The curious case of navigating GitHub repositories

· 28 Jun 2019

Reading a lot of markdown pages on GitHub, I’ve soon started to miss a way to navigate larger pages more easily. Of course, the obvious solution was to reinvent the wheel and create a Chrome plugin to inject a TOC (table of content) into markdown files hosted in GitHub repositories. No worries, this isn’t going to be a blog post about writing a chrome plugin. The approach seemed to be straight forward: Traverse the already rendered markdown text and add links to each subtitle on a dedicated location on the page, voilà! But somehow, this simple idea made me doubt my sanity.

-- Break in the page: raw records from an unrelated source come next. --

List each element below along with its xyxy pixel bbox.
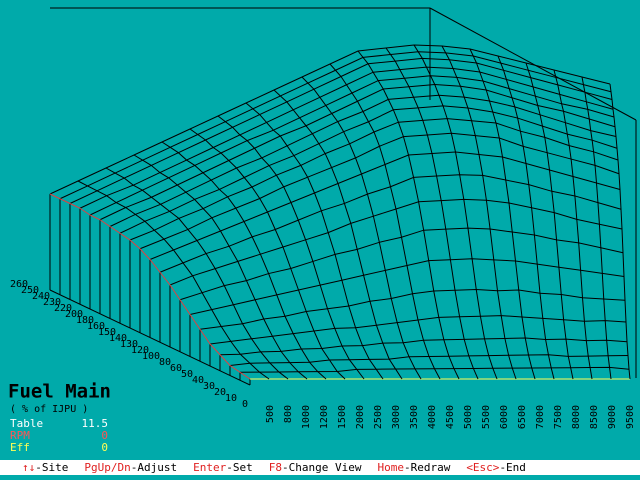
rpm-label: 1200 xyxy=(319,405,330,429)
rpm-column xyxy=(245,102,384,380)
rpm-column xyxy=(609,83,631,380)
rpm-column xyxy=(357,50,460,380)
rpm-column xyxy=(413,44,498,380)
load-label: 150 xyxy=(98,327,116,338)
key: F8 xyxy=(269,461,282,474)
rpm-column xyxy=(105,167,289,380)
load-label: 120 xyxy=(131,345,149,356)
key: ↑↓ xyxy=(22,461,35,474)
load-label: 50 xyxy=(181,369,193,380)
readouts: Table 11.5 RPM 0 Eff 0 xyxy=(10,417,108,454)
axes: 500 800 1000 1200 1500 2000 2500 3000 3500 4000 45… xyxy=(10,279,636,429)
rpm-label: 5000 xyxy=(463,405,474,429)
rpm-label: 7500 xyxy=(553,405,564,429)
load-label: 140 xyxy=(109,333,127,344)
readout-value: 11.5 xyxy=(82,417,109,430)
rpm-column xyxy=(525,62,574,380)
rpm-column xyxy=(133,154,308,380)
box-edge xyxy=(429,7,637,121)
load-row xyxy=(69,57,613,204)
surface xyxy=(49,44,631,386)
key-action: -Adjust xyxy=(131,461,177,474)
rpm-label: 1500 xyxy=(337,405,348,429)
rpm-label: 2000 xyxy=(355,405,366,429)
rpm-label: 500 xyxy=(265,405,276,423)
rpm-label: 2500 xyxy=(373,405,384,429)
rpm-label: 7000 xyxy=(535,405,546,429)
load-label: 0 xyxy=(242,399,248,410)
key-action: -End xyxy=(499,461,526,474)
rpm-label: 9500 xyxy=(625,405,636,429)
rpm-column xyxy=(49,193,251,380)
load-label: 160 xyxy=(87,321,105,332)
load-label: 200 xyxy=(65,309,83,320)
rpm-label: 3000 xyxy=(391,405,402,429)
rpm-column xyxy=(301,76,422,380)
rpm-column xyxy=(385,47,479,380)
key-action: -Set xyxy=(226,461,253,474)
load-label: 60 xyxy=(170,363,182,374)
rpm-column xyxy=(329,63,441,380)
key: Home xyxy=(377,461,404,474)
key-action: -Change View xyxy=(282,461,362,474)
readout-label: Eff xyxy=(10,441,30,454)
title: Fuel Main xyxy=(8,381,111,403)
load-label: 40 xyxy=(192,375,204,386)
subtitle: ( % of IJPU ) xyxy=(10,404,88,415)
readout-value: 0 xyxy=(101,429,108,442)
load-row xyxy=(49,44,611,195)
load-label: 130 xyxy=(120,339,138,350)
readout-label: Table xyxy=(10,417,43,430)
key-action: -Site xyxy=(35,461,68,474)
load-label: 240 xyxy=(32,291,50,302)
rpm-column xyxy=(161,141,327,380)
load-label: 230 xyxy=(43,297,61,308)
rpm-column xyxy=(217,115,365,380)
rpm-column xyxy=(581,76,612,380)
load-label: 250 xyxy=(21,285,39,296)
rpm-label: 8000 xyxy=(571,405,582,429)
load-label: 100 xyxy=(142,351,160,362)
rpm-label: 3500 xyxy=(409,405,420,429)
load-label: 260 xyxy=(10,279,28,290)
readout-label: RPM xyxy=(10,429,30,442)
rpm-label: 6000 xyxy=(499,405,510,429)
rpm-column xyxy=(273,89,403,380)
key-action: -Redraw xyxy=(404,461,451,474)
rpm-column xyxy=(469,48,536,380)
load-label: 80 xyxy=(159,357,171,368)
rpm-label: 5500 xyxy=(481,405,492,429)
rpm-label: 4500 xyxy=(445,405,456,429)
load-label: 30 xyxy=(203,381,215,392)
base-line xyxy=(49,289,251,386)
key-help: ↑↓-Site PgUp/Dn-Adjust Enter-Set F8-Change … xyxy=(22,461,526,474)
readout-value: 0 xyxy=(101,441,108,454)
rpm-label: 9000 xyxy=(607,405,618,429)
load-label: 180 xyxy=(76,315,94,326)
rpm-column xyxy=(553,69,593,380)
load-label: 20 xyxy=(214,387,226,398)
key: <Esc> xyxy=(466,461,499,474)
load-label: 10 xyxy=(225,393,237,404)
key: PgUp/Dn xyxy=(84,461,130,474)
rpm-column xyxy=(441,45,517,380)
rpm-label: 800 xyxy=(283,405,294,423)
key: Enter xyxy=(193,461,226,474)
status-bar xyxy=(0,460,640,475)
rpm-label: 4000 xyxy=(427,405,438,429)
rpm-label: 6500 xyxy=(517,405,528,429)
rpm-label: 8500 xyxy=(589,405,600,429)
rpm-column xyxy=(77,180,270,380)
rpm-column xyxy=(497,55,555,380)
rpm-label: 1000 xyxy=(301,405,312,429)
rpm-column xyxy=(189,128,346,380)
load-label: 220 xyxy=(54,303,72,314)
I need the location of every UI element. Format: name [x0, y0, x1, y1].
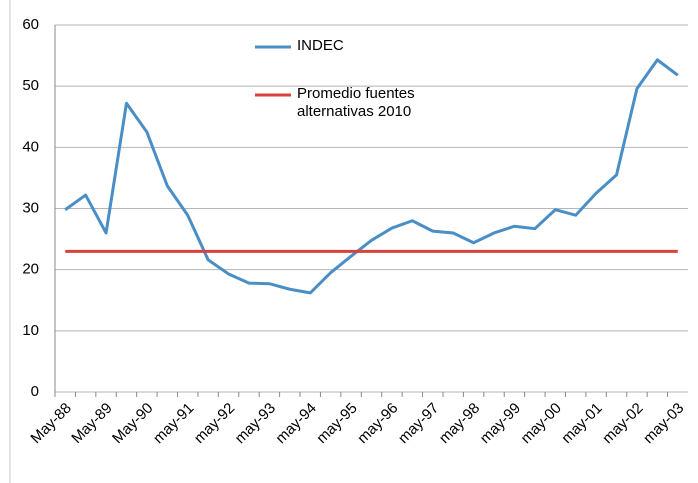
x-tick-label: may-93 — [232, 400, 279, 447]
y-tick-label: 40 — [22, 138, 39, 155]
y-tick-label: 0 — [31, 383, 39, 400]
x-tick-label: may-99 — [477, 400, 524, 447]
x-tick-label: may-97 — [395, 400, 442, 447]
x-tick-label: may-03 — [640, 400, 687, 447]
x-tick-label: may-92 — [191, 400, 238, 447]
x-tick-label: May-89 — [68, 400, 115, 447]
y-tick-label: 20 — [22, 261, 39, 278]
x-tick-label: May-90 — [109, 400, 156, 447]
y-tick-label: 50 — [22, 77, 39, 94]
x-tick-label: may-98 — [436, 400, 483, 447]
x-tick-label: may-95 — [313, 400, 360, 447]
x-tick-label: may-00 — [518, 400, 565, 447]
legend-label: INDEC — [297, 37, 344, 54]
x-tick-label: may-94 — [272, 400, 319, 447]
x-tick-label: may-96 — [354, 400, 401, 447]
y-tick-label: 60 — [22, 16, 39, 33]
y-tick-label: 10 — [22, 322, 39, 339]
x-tick-label: May-88 — [27, 400, 74, 447]
legend-label: Promedio fuentes alternativas 2010 — [297, 85, 415, 120]
series-line — [64, 58, 679, 295]
y-tick-label: 30 — [22, 199, 39, 216]
x-tick-label: may-91 — [150, 400, 197, 447]
x-tick-label: may-02 — [599, 400, 646, 447]
x-tick-label: may-01 — [558, 400, 605, 447]
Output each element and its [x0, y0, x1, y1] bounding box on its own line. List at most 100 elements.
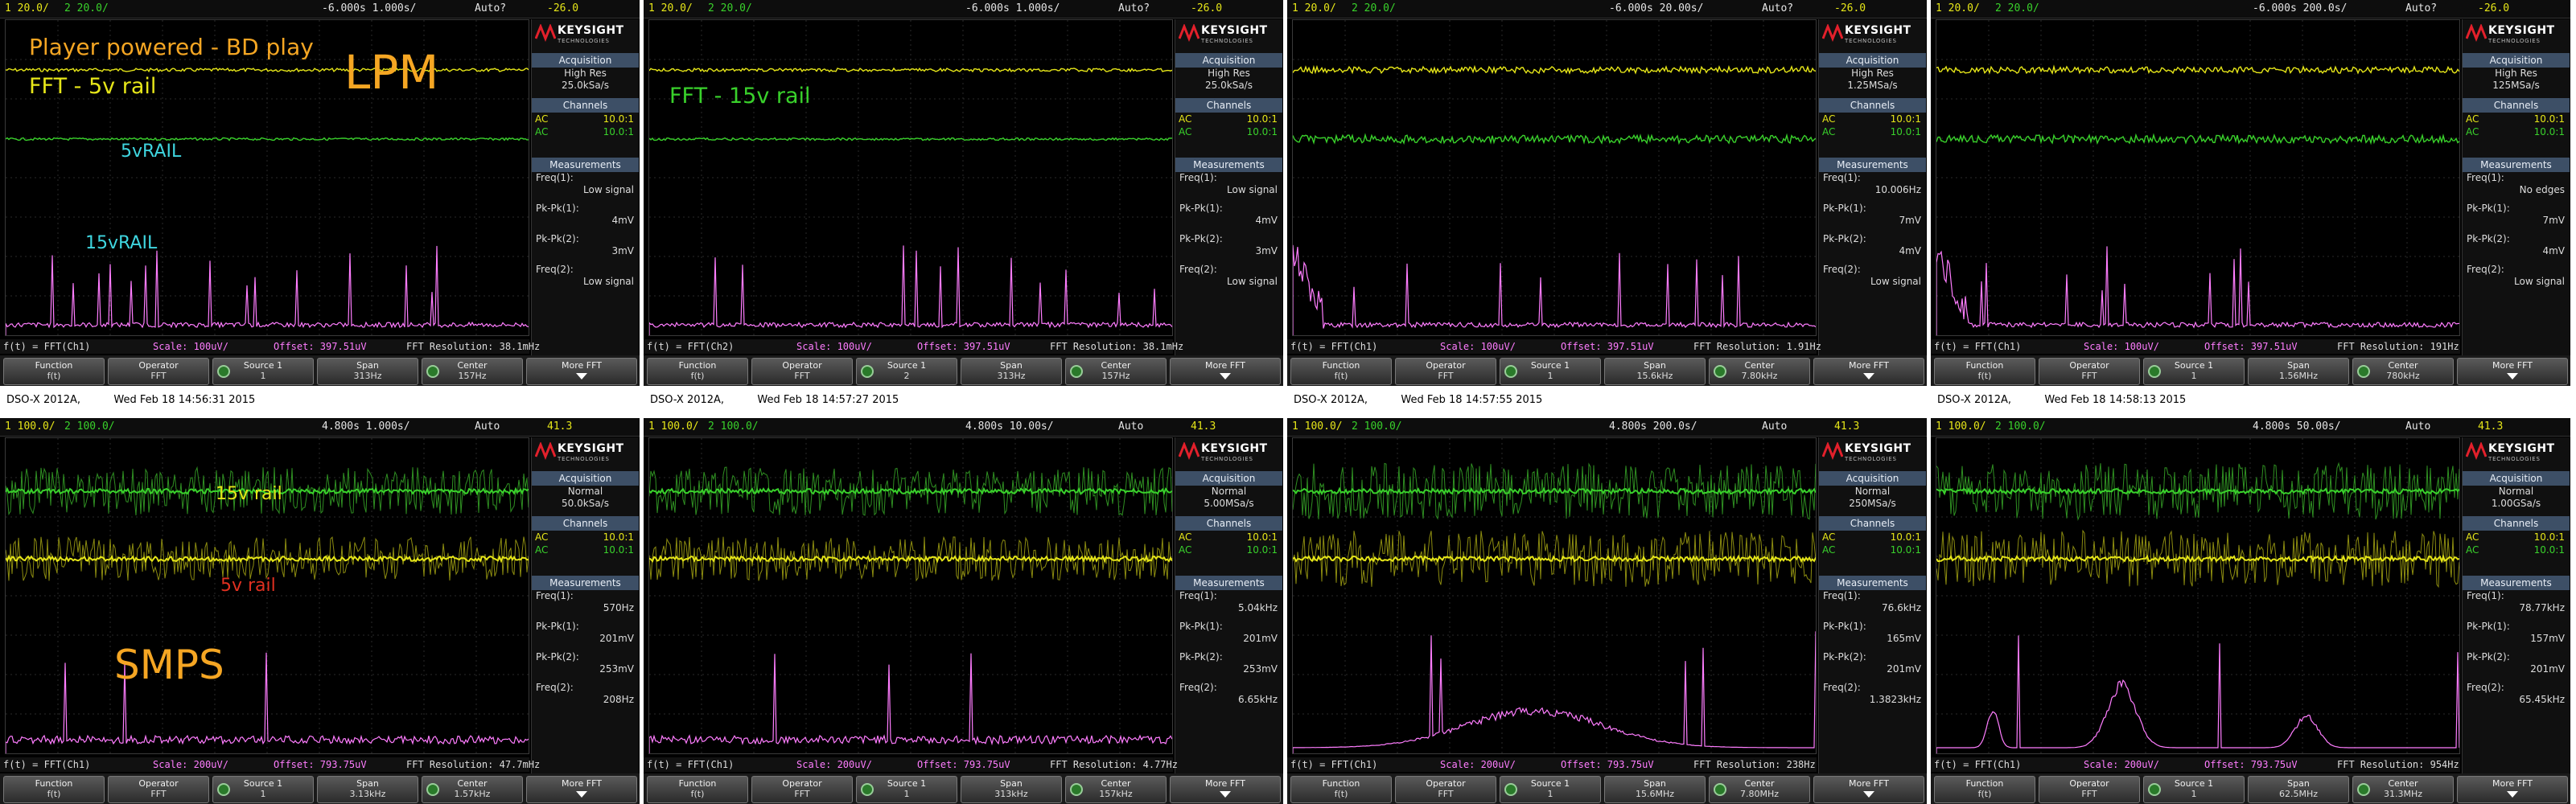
span-button[interactable]: Span 313Hz — [961, 358, 1062, 385]
function-button[interactable]: Function f(t) — [647, 358, 748, 385]
trigger-level[interactable]: 41.3 — [547, 420, 573, 433]
operator-button[interactable]: Operator FFT — [108, 776, 209, 803]
span-button[interactable]: Span 62.5MHz — [2248, 776, 2349, 803]
waveform-display[interactable] — [1936, 19, 2460, 336]
ch2-scale[interactable]: 2 100.0/ — [708, 420, 759, 433]
trigger-mode[interactable]: Auto — [2405, 420, 2431, 433]
timebase[interactable]: -6.000s 1.000s/ — [965, 2, 1060, 14]
trigger-mode[interactable]: Auto — [1118, 420, 1144, 433]
ch2-scale[interactable]: 2 100.0/ — [1352, 420, 1402, 433]
ch2-scale[interactable]: 2 20.0/ — [64, 2, 109, 14]
ch2-row[interactable]: AC 10.0:1 — [532, 125, 639, 138]
ch1-row[interactable]: AC 10.0:1 — [1819, 531, 1926, 544]
ch2-row[interactable]: AC 10.0:1 — [1175, 544, 1282, 556]
waveform-display[interactable] — [1292, 437, 1817, 754]
trigger-level[interactable]: 41.3 — [1191, 420, 1216, 433]
acquisition-header[interactable]: Acquisition — [1175, 53, 1282, 68]
timebase[interactable]: -6.000s 200.0s/ — [2253, 2, 2348, 14]
center-button[interactable]: Center 157kHz — [1065, 776, 1167, 803]
measurements-header[interactable]: Measurements — [532, 576, 639, 590]
ch1-row[interactable]: AC 10.0:1 — [2463, 531, 2570, 544]
span-button[interactable]: Span 313kHz — [961, 776, 1062, 803]
ch1-scale[interactable]: 1 20.0/ — [1936, 2, 1980, 14]
timebase[interactable]: 4.800s 1.000s/ — [322, 420, 410, 433]
operator-button[interactable]: Operator FFT — [751, 776, 853, 803]
span-button[interactable]: Span 15.6MHz — [1604, 776, 1706, 803]
ch2-row[interactable]: AC 10.0:1 — [2463, 125, 2570, 138]
timebase[interactable]: 4.800s 50.00s/ — [2253, 420, 2341, 433]
function-button[interactable]: Function f(t) — [3, 776, 105, 803]
trigger-level[interactable]: -26.0 — [2478, 2, 2510, 14]
span-button[interactable]: Span 1.56MHz — [2248, 358, 2349, 385]
trigger-mode[interactable]: Auto? — [2405, 2, 2438, 14]
waveform-display[interactable] — [648, 19, 1173, 336]
center-button[interactable]: Center 157Hz — [422, 358, 523, 385]
ch2-scale[interactable]: 2 20.0/ — [1995, 2, 2039, 14]
waveform-display[interactable] — [1936, 437, 2460, 754]
more-fft-button[interactable]: More FFT — [1813, 358, 1924, 385]
waveform-display[interactable] — [5, 437, 529, 754]
more-fft-button[interactable]: More FFT — [1813, 776, 1924, 803]
trigger-mode[interactable]: Auto — [475, 420, 500, 433]
center-button[interactable]: Center 7.80kHz — [1709, 358, 1810, 385]
measurements-header[interactable]: Measurements — [532, 158, 639, 172]
ch1-row[interactable]: AC 10.0:1 — [1175, 531, 1282, 544]
more-fft-button[interactable]: More FFT — [526, 358, 637, 385]
function-button[interactable]: Function f(t) — [3, 358, 105, 385]
ch1-scale[interactable]: 1 100.0/ — [1936, 420, 1986, 433]
trigger-level[interactable]: 41.3 — [2478, 420, 2504, 433]
timebase[interactable]: -6.000s 1.000s/ — [322, 2, 417, 14]
ch2-row[interactable]: AC 10.0:1 — [532, 544, 639, 556]
ch1-scale[interactable]: 1 100.0/ — [1292, 420, 1343, 433]
span-button[interactable]: Span 3.13kHz — [317, 776, 418, 803]
trigger-mode[interactable]: Auto — [1762, 420, 1788, 433]
channels-header[interactable]: Channels — [2463, 516, 2570, 531]
waveform-display[interactable] — [648, 437, 1173, 754]
trigger-level[interactable]: 41.3 — [1834, 420, 1860, 433]
ch1-row[interactable]: AC 10.0:1 — [1175, 113, 1282, 125]
channels-header[interactable]: Channels — [1819, 516, 1926, 531]
center-button[interactable]: Center 157Hz — [1065, 358, 1167, 385]
acquisition-header[interactable]: Acquisition — [2463, 53, 2570, 68]
measurements-header[interactable]: Measurements — [1175, 158, 1282, 172]
acquisition-header[interactable]: Acquisition — [532, 471, 639, 486]
operator-button[interactable]: Operator FFT — [2039, 358, 2140, 385]
ch1-row[interactable]: AC 10.0:1 — [1819, 113, 1926, 125]
trigger-level[interactable]: -26.0 — [1191, 2, 1223, 14]
acquisition-header[interactable]: Acquisition — [1819, 53, 1926, 68]
more-fft-button[interactable]: More FFT — [1170, 358, 1281, 385]
timebase[interactable]: -6.000s 20.00s/ — [1609, 2, 1704, 14]
operator-button[interactable]: Operator FFT — [108, 358, 209, 385]
more-fft-button[interactable]: More FFT — [1170, 776, 1281, 803]
trigger-mode[interactable]: Auto? — [1118, 2, 1150, 14]
function-button[interactable]: Function f(t) — [647, 776, 748, 803]
ch2-scale[interactable]: 2 20.0/ — [708, 2, 752, 14]
ch1-scale[interactable]: 1 100.0/ — [5, 420, 56, 433]
center-button[interactable]: Center 7.80MHz — [1709, 776, 1810, 803]
channels-header[interactable]: Channels — [1175, 98, 1282, 113]
ch1-scale[interactable]: 1 20.0/ — [1292, 2, 1336, 14]
function-button[interactable]: Function f(t) — [1290, 358, 1392, 385]
function-button[interactable]: Function f(t) — [1934, 776, 2035, 803]
more-fft-button[interactable]: More FFT — [2457, 358, 2568, 385]
measurements-header[interactable]: Measurements — [2463, 158, 2570, 172]
channels-header[interactable]: Channels — [532, 98, 639, 113]
ch2-row[interactable]: AC 10.0:1 — [1819, 544, 1926, 556]
ch1-scale[interactable]: 1 100.0/ — [648, 420, 699, 433]
operator-button[interactable]: Operator FFT — [1395, 776, 1496, 803]
acquisition-header[interactable]: Acquisition — [532, 53, 639, 68]
channels-header[interactable]: Channels — [1175, 516, 1282, 531]
ch1-row[interactable]: AC 10.0:1 — [532, 113, 639, 125]
span-button[interactable]: Span 15.6kHz — [1604, 358, 1706, 385]
measurements-header[interactable]: Measurements — [1819, 576, 1926, 590]
acquisition-header[interactable]: Acquisition — [1819, 471, 1926, 486]
center-button[interactable]: Center 780kHz — [2352, 358, 2454, 385]
ch2-scale[interactable]: 2 100.0/ — [1995, 420, 2046, 433]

After some coding I was happy with the parsing logic and the layout of the plugin. However, for some weird reason, the plugin stopped working once I started navigating around on GitHub and visiting different files in a repository. It just didn’t make any sense to me as the plugin code should run on every page load and the code was working just fine when reloading a page using F5. What was this foul sorcery?

// this should be called on every single page loaded:
document.onload = function(){
    showToc();
}

Of course black magic means there must be JavaScript involved. I will spare you with the details about my debugging process but here’s what I found shortly before giving up altogether: When navigating to different files in my GitHub repository (via HTML links), the browser wouldn’t load the new HTML document and do its things (including raising DOM events the plugin was listening to) but rather just replace the content via JavaScript “silently” in the background.

After doing some research it turns out that GitHub uses a project called PJAX.

From a user’s perspective, a pjax load is a page load, but from the browser’s perspective it’s just another ajax request (https://github.blog/2015-05-19-browser-monitoring-for-github-com/)

So, PJAX stands for pushState + AJAX. PushState is an API to manipulate a browser’s history. Together, all this JavaScript code will emulate the default navigation behavior of browsers while loading and replacing only partial sections of a page. According to the project site, this reduces unnecessary JS & CSS processing and avoids full layout renderings to achieve faster page loads.

This finally explained why my plugin was broken: Since the navigation between pages on GitHub wasn’t fully handled by the browser it wouldn’t trigger my plugin code (depending on the onload DOM event). Luckily, PJAX emits custom events you can subscribe to. Adjusting my plugin to subscribe to these events solved my issue:

// PJAX emits a pjax:end event once the content has been replaced.
document.addEventListener("pjax:end", function(){
    showToc();
});

I was happy that I got my plugin working. However, I have mixed feelings about PJAX. I disliked the approach of replacing the standard behavior with site-specific JavaScript code. But I realized that this was more or less the same thing SPAs (Single Page Applications) are doing for years and it seems to be mostly fine there. So maybe my aversion just came from the fact that GitHub’s PJAX caught me off guard? It would be unfair to blame them for using techniques others praise so much. On the other hand, SPAs use these techniques to build complex, stateful UIs, not primarily as a performance optimization like in GitHub’s case, so there is some difference after all. Given that we’re talking mostly about CPU bound performance optimizations which save a few processor cycles, I’m not sold on the benefit of this approach given its level of intrusion. If you’re thinking about something like PJAX to optimize your site performance, consider checking all IO bound optimizations (loading scripts, images, partial pages, REST APIs, …) first as these are the biggest performance offenders. It seems the PJAX project is no longer maintained, so I guess we won’t see many sites adopting this specific toolkit at least.